Собираясь спать, я подошёл к окну, чтобы приоткрыть его. Вместо песни соловья, в комнату полился мерный ручеёк разговора со скамейки под окном. Разобрав, о чём он, я не решился уйти, а стоял и мёрз, переменяя озябшие от холодного пола ноги.
– Человек тянет одеяло природы на себя: рыбки в банках, птицы в клетках, собаки на цепи. Думает, что знает, как им лучше… Как он может об этом понимать, если не умеет устроиться, как следует, сам?! Суетится бестолку по всю свою жизнь. А зачем?
– Да, ладно тебе, что ж он, их всех дурнее? Наверное, знает зачем.
– Куда там…
– Неужто им в тепле хуже, чем, к примеру, в холодном осеннем лесу? Вода льётся за шиворот, ноги мокрые, чаю горячего хочется…
– Чудак-человек! Это тебе за шиворот, а по густому меху капли дождя скатываются, до кожи не достают. Горячего не хочется, ибо привычки к этому нет, а жирное если что покушали – так кисленьким закусят! В норе, на лёжке – тепло и сухо. Конечно, если человек не вытоптал, не выкосил, не сжёг!
– Не ихнего ума это дело…
– Ты мне не перечь! Да чьего ж тогда!!? Вот выйди во двор безо всего, к вечеру так простынешь, что в себя не придёшь.
– Ну и что? Кто к чему приспособлен. Я -то вот подумаю ещё, как мне пойти, что в какой час надеть-обуть, а зверьё твоё без рассуждения, куда ветер подует, туда и отправится.
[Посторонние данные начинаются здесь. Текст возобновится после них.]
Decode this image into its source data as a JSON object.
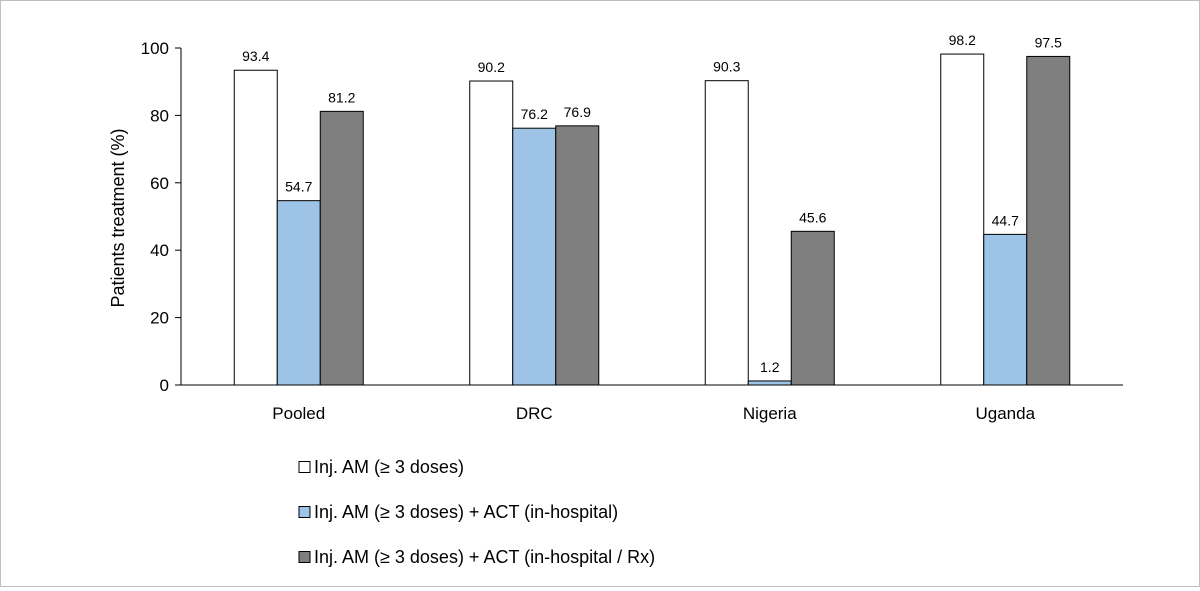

– Ты это в самом деле? Они ж не сор, чтобы их ветром мотало туда-сюда. Вот, к примеру, моя лягушка на огороде, что промеж двух прудов. Землю под картоху перекапывал, так её с комом земли вывернул на свет Божий. В руки взял – камень камнем. Да помаленьку оттаяла, ожила, и прямо на глазах превратилась в царевну: глаз с поволокой, платье в драгоценную мелкую сеточку, дышит мелко, переливчато так, занятно. Я её в воду, в большой пруд отнёс, жалеючи, живое же! И что ты думаешь, – посидела она на бережку, обсмотрелась вокруг себя, да пошла в другой пруд, что поменьше. Сама слабая ещё, ползёт не враз, хоть и тяжело, но туда старается, куда ей самой надобно. Почему, спроси, – я ж её, вроде, на простор, чтобы, значит, дышалось легче, а она ушла в тёмный, мелкий, тихий… обитый мягким войлоком водорослей и раскисшей виноградной листвы..
– Выходит, у неё свой резон.
– Ты ж только говорил, что не её это дело, выбирать, куда идти!
– Ну, мало ли…
– Да, ладно, я не об резоне, понимаешь, а про смысл всей этой суеты.
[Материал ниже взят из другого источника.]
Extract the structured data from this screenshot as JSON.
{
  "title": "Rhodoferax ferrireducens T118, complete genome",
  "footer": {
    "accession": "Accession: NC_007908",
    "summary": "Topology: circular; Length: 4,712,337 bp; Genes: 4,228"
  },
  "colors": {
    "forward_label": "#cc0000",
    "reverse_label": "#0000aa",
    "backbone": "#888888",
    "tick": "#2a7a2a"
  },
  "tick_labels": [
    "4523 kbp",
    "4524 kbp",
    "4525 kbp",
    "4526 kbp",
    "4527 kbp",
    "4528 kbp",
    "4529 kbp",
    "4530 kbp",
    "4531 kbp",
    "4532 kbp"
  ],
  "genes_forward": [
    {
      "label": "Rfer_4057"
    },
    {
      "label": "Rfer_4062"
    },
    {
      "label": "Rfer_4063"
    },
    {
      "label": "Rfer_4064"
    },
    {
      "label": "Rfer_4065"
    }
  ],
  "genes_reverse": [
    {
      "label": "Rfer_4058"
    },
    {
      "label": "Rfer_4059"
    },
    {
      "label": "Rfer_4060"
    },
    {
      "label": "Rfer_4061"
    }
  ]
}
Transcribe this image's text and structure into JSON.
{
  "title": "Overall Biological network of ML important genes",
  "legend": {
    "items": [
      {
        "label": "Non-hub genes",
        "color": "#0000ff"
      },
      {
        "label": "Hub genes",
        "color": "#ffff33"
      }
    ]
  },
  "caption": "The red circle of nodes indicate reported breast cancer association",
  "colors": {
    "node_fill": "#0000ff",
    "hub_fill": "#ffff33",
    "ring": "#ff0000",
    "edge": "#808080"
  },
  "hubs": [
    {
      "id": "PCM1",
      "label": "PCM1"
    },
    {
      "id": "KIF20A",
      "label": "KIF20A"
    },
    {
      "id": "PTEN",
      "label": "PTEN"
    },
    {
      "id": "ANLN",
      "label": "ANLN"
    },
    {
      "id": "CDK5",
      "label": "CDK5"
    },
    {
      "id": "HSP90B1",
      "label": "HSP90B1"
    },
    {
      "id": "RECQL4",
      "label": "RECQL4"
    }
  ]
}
– Так – жизнь, она такова, ведёт по умыслу, своему, а куда, зачем – кто разберёт.
– Да по правде-то, в их жизни, в звериной, смысла поболе нашего. Гляди-ка вон, птица, – веточки- травинки сплетёт, скрепит чем, обмажет, тёплого положит, нанесёт туда яичек, высидит, выкормит птенцов и – на волю. Да как запоёт! – и после ещё поёт.
– Так и что? И человек поёт.
– Ему другие поют. А он сцепит зубы, тянет лямку и слушает.
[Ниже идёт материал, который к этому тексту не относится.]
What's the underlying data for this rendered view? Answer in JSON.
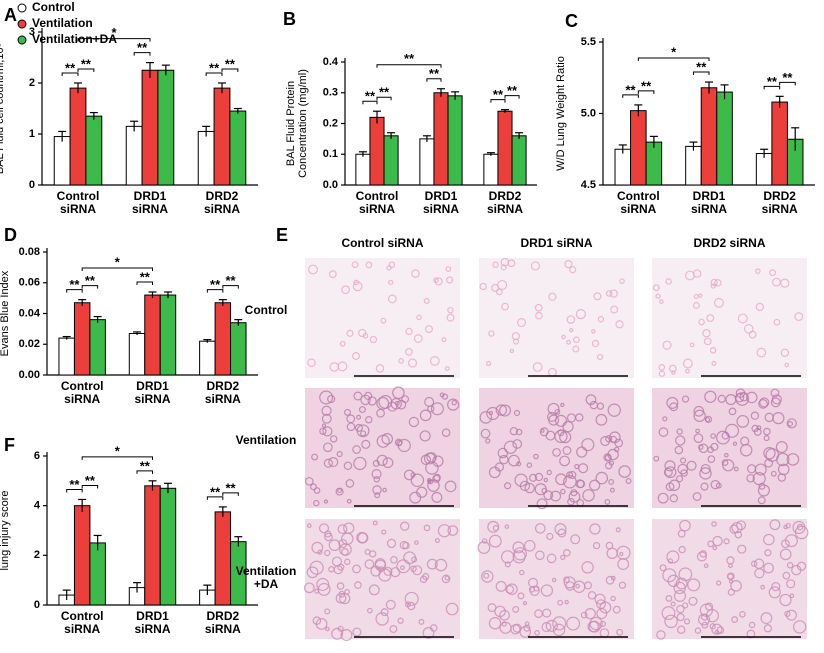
{
  "chart_data": [
    {
      "type": "bar",
      "panel": "A",
      "ylabel": "BAL Fluid cell count/ml,10⁵",
      "categories": [
        "Control siRNA",
        "DRD1 siRNA",
        "DRD2 siRNA"
      ],
      "series": [
        {
          "name": "Control",
          "color": "#ffffff",
          "values": [
            0.95,
            1.15,
            1.05
          ],
          "errors": [
            0.1,
            0.1,
            0.1
          ]
        },
        {
          "name": "Ventilation",
          "color": "#ec3f3b",
          "values": [
            1.9,
            2.25,
            1.9
          ],
          "errors": [
            0.1,
            0.15,
            0.1
          ]
        },
        {
          "name": "Ventilation+DA",
          "color": "#3dbb4a",
          "values": [
            1.35,
            2.25,
            1.45
          ],
          "errors": [
            0.07,
            0.1,
            0.05
          ]
        }
      ],
      "ylim": [
        0,
        3
      ],
      "yticks": [
        0,
        1,
        2,
        3
      ],
      "annotations": [
        "**",
        "**",
        "**",
        "**",
        "**",
        "*"
      ]
    },
    {
      "type": "bar",
      "panel": "B",
      "ylabel": "BAL Fluid Protein Concentration (mg/ml)",
      "categories": [
        "Control siRNA",
        "DRD1 siRNA",
        "DRD2 siRNA"
      ],
      "series": [
        {
          "color": "#ffffff",
          "values": [
            0.1,
            0.15,
            0.1
          ],
          "errors": [
            0.008,
            0.01,
            0.005
          ]
        },
        {
          "color": "#ec3f3b",
          "values": [
            0.22,
            0.3,
            0.24
          ],
          "errors": [
            0.02,
            0.013,
            0.005
          ]
        },
        {
          "color": "#3dbb4a",
          "values": [
            0.16,
            0.29,
            0.16
          ],
          "errors": [
            0.01,
            0.013,
            0.01
          ]
        }
      ],
      "ylim": [
        0,
        0.4
      ],
      "yticks": [
        {
          "value": 0,
          "label": "0.0"
        },
        0.1,
        0.2,
        0.3,
        0.4
      ],
      "annotations": [
        "**",
        "**",
        "**",
        "**",
        "**",
        "**"
      ]
    },
    {
      "type": "bar",
      "panel": "C",
      "ylabel": "W/D Lung Weight Ratio",
      "categories": [
        "Control siRNA",
        "DRD1 siRNA",
        "DRD2 siRNA"
      ],
      "series": [
        {
          "color": "#ffffff",
          "values": [
            4.75,
            4.77,
            4.72
          ],
          "errors": [
            0.03,
            0.03,
            0.03
          ]
        },
        {
          "color": "#ec3f3b",
          "values": [
            5.02,
            5.18,
            5.08
          ],
          "errors": [
            0.04,
            0.04,
            0.04
          ]
        },
        {
          "color": "#3dbb4a",
          "values": [
            4.8,
            5.15,
            4.82
          ],
          "errors": [
            0.04,
            0.05,
            0.08
          ]
        }
      ],
      "ylim": [
        4.5,
        5.5
      ],
      "yticks": [
        4.5,
        {
          "value": 5,
          "label": "5.0"
        },
        5.5
      ],
      "annotations": [
        "**",
        "**",
        "**",
        "**",
        "**",
        "*"
      ]
    },
    {
      "type": "bar",
      "panel": "D",
      "ylabel": "Evans Blue Index",
      "categories": [
        "Control siRNA",
        "DRD1 siRNA",
        "DRD2 siRNA"
      ],
      "series": [
        {
          "color": "#ffffff",
          "values": [
            0.024,
            0.027,
            0.022
          ],
          "errors": [
            0.001,
            0.001,
            0.001
          ]
        },
        {
          "color": "#ec3f3b",
          "values": [
            0.047,
            0.052,
            0.047
          ],
          "errors": [
            0.002,
            0.002,
            0.002
          ]
        },
        {
          "color": "#3dbb4a",
          "values": [
            0.036,
            0.052,
            0.034
          ],
          "errors": [
            0.002,
            0.002,
            0.002
          ]
        }
      ],
      "ylim": [
        0,
        0.08
      ],
      "yticks": [
        {
          "value": 0,
          "label": "0.00"
        },
        0.02,
        0.04,
        0.06,
        {
          "value": 0.08,
          "label": "0.08"
        }
      ],
      "annotations": [
        "**",
        "**",
        "**",
        "**",
        "**",
        "*"
      ]
    },
    {
      "type": "bar",
      "panel": "F",
      "ylabel": "lung injury score",
      "categories": [
        "Control siRNA",
        "DRD1 siRNA",
        "DRD2 siRNA"
      ],
      "series": [
        {
          "color": "#ffffff",
          "values": [
            0.4,
            0.7,
            0.6
          ],
          "errors": [
            0.2,
            0.2,
            0.2
          ]
        },
        {
          "color": "#ec3f3b",
          "values": [
            4.0,
            4.8,
            3.75
          ],
          "errors": [
            0.25,
            0.2,
            0.2
          ]
        },
        {
          "color": "#3dbb4a",
          "values": [
            2.5,
            4.7,
            2.55
          ],
          "errors": [
            0.3,
            0.2,
            0.2
          ]
        }
      ],
      "ylim": [
        0,
        6
      ],
      "yticks": [
        0,
        2,
        4,
        6
      ],
      "annotations": [
        "**",
        "**",
        "**",
        "**",
        "**",
        "*"
      ]
    }
  ],
  "panel_e": {
    "panel": "E",
    "columns": [
      "Control siRNA",
      "DRD1 siRNA",
      "DRD2 siRNA"
    ],
    "rows": [
      "Control",
      "Ventilation",
      "Ventilation +DA"
    ]
  }
}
За окном замолчали. Я основательно продрог и, переждав минуту, уже хотел было уйти, но ветер донёс до меня продолжение разговора:
– Слышь, а о чём они поют?
– Люди-то?
– Да не, птицы.
– О жизни поют, о счастье, об любви.
– Ну, так и люди про то!
– Э.… нет! Птицы поют о своём, о себе.
– А люди?
– Они тоже о любви, да только о чужой, как о собственной. Бегут за ней, словно за морковкой, а сами-то и вкус её позабыли давно, вот и все дела.
– Грустно…
– Не то слово. Ведь для любви здесь люди-то находятся, для неё одной.
Голоса смолкли, уступив вдруг место птичьему, в разнобой, хору. Против обыкновения, его звуки вызвали завистливое недовольство и горечь, от которой ощутимо щемило сердце.
Я прислонился горячим лбом к стеклу. Стало видно, как ночь осторожно идёт по дороге: не пылит звёздами, луну несёт обёрнутой для сохранности тёплым платком, и потому нет никакой возможности разобрать, кто там спорит за окном. Было понятно, что, доведись этим, двум беседовать при свете дня, разговор шёл бы совсем о другом: о дровах, о покосившейся стене сарая и про дороговизну… Про что угодно, кроме любви. Стыдное это дело.